Der erste tote Mensch, den er gesehen hat, war eine alte Frau. Das, was er noch in Erinnerung hat, ist ihr so kleiner Kopf. In Irland ist es Brauch, dass das gesamte Dorf sich von Toten verabschiedet. Als musste auch er, als 8-Jähriger zu der aufgebahrten Leiche, die nicht lag, sondern im Bett saß. Mit einem sehr kleinen Kopf und riesigen, vor der Brust gefalteten Händen.

Alle am Tisch möchten verbrannt werden. Ist auch egal, ob der Kremator in die Asche geascht hat. Oder ob die Asche mit den Aschen von anderen gemischt ist. Ist dann eh egal.

Bestattungsrituale: Pantheon (mit Urnen oder mit Särgen, einige sogar stehend), Erdbestattung im Grab, Urnenbestattung im Grab, Seebestattung (auf die Windrichtung achten, sonst haben die Gäste die Asche in den Ohren und Augen). Auf Mallorca werden Gräber geräumt, wenn man nach ein paar Jahren nicht mehr dafür zahlt und die Überreste kommen in ein Massengrab.

Saint Bernadette, die Heilige, die nicht verweste.
Der Bleikeller in Bremen mit durch den alle Feuchtigkeit aufsaugenden Sandhügel, auf dem die Stadt gebaut ist, mumifizierten Leichen.
Madagaskar: Die Toten werden einmal im Jahr aus dem Grab geholt und an ihre Lieblingsplätze gebracht.

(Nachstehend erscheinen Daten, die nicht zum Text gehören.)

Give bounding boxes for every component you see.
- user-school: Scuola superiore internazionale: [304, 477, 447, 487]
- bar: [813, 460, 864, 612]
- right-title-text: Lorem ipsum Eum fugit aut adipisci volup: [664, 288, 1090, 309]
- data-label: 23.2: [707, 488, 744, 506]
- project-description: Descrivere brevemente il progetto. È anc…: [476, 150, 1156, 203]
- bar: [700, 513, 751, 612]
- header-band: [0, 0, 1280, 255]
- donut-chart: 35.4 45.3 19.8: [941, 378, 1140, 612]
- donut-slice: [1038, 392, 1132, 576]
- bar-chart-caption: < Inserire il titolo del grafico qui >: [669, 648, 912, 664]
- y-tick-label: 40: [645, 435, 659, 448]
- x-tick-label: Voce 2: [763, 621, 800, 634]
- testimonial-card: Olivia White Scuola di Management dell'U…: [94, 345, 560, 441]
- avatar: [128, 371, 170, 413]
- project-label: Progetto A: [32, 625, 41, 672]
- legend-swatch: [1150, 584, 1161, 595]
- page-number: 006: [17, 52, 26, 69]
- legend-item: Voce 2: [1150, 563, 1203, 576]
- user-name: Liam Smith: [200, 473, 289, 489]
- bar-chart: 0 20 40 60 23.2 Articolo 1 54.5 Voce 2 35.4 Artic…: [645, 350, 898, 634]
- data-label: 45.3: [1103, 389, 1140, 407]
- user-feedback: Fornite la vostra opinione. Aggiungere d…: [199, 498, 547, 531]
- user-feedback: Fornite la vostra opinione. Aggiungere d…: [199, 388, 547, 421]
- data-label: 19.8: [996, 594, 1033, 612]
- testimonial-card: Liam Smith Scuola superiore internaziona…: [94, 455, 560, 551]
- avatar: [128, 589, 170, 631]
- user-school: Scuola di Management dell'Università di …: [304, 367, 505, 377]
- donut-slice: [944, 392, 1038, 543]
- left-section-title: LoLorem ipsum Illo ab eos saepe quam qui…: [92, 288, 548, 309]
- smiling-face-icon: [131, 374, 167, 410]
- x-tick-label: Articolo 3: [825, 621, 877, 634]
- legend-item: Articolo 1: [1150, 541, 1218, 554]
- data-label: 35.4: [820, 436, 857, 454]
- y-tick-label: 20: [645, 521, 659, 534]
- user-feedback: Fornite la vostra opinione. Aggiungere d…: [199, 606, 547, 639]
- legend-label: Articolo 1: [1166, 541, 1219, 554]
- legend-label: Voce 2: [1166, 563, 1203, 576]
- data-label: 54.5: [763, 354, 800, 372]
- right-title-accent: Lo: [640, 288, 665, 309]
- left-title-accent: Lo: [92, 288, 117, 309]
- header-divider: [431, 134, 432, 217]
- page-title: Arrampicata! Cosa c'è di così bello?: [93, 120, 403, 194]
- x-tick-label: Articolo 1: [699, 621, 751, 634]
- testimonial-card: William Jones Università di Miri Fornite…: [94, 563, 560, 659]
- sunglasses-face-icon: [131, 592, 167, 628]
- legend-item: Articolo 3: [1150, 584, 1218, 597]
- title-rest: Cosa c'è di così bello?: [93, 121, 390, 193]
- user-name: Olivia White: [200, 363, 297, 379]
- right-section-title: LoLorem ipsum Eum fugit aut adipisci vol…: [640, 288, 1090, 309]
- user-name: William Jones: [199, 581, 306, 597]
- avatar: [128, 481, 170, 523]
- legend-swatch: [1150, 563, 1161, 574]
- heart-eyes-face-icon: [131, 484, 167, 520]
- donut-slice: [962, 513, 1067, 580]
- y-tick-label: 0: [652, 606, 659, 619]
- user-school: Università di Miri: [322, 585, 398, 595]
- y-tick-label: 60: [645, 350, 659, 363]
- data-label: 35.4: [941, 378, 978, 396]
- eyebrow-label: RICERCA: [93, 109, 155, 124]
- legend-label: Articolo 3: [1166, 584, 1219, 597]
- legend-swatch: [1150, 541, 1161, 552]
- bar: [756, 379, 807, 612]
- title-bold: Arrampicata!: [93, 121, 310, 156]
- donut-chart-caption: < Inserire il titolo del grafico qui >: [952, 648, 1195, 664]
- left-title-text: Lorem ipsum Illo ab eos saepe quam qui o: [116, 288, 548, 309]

Der tote Bischof trägt sicherlich einen Tanga. Manchmal kommt er raus und hört sich die schlechte Pianomusik an, die im Hotel Baobab (Hotel Bao-bad) läuft, in Meloneros, einem der teuersten Hotels hier, das afrikanische Atmosphäre verbreiten will, mit Zebrastofftieren, Bambusstühlen und Holzflamingos in flachen Gewässern. Die Musik dort läuft von einem Keyboard, davor ein Mann, der auch schon fast tot ist und ein paar Tasten drückt, zum Schein. Strangers in the night. Der Bischof wird am Stuhl festgebunden, aber er sackt in sich zusammen, schläft ein...

Weisheiten des Tages:
Es gibt für alles im Leben eine Lösung nur nicht für den Tod. / Hay una solucion para todo a pesar la muerte.
Im Sand verrottest du nicht. / You don't rot in sand.
Du kannst nicht überall gleichzeitig sein, du bist nicht Gott. / No puedes estar en todos los lugares en mismo tiempo, no estas dios.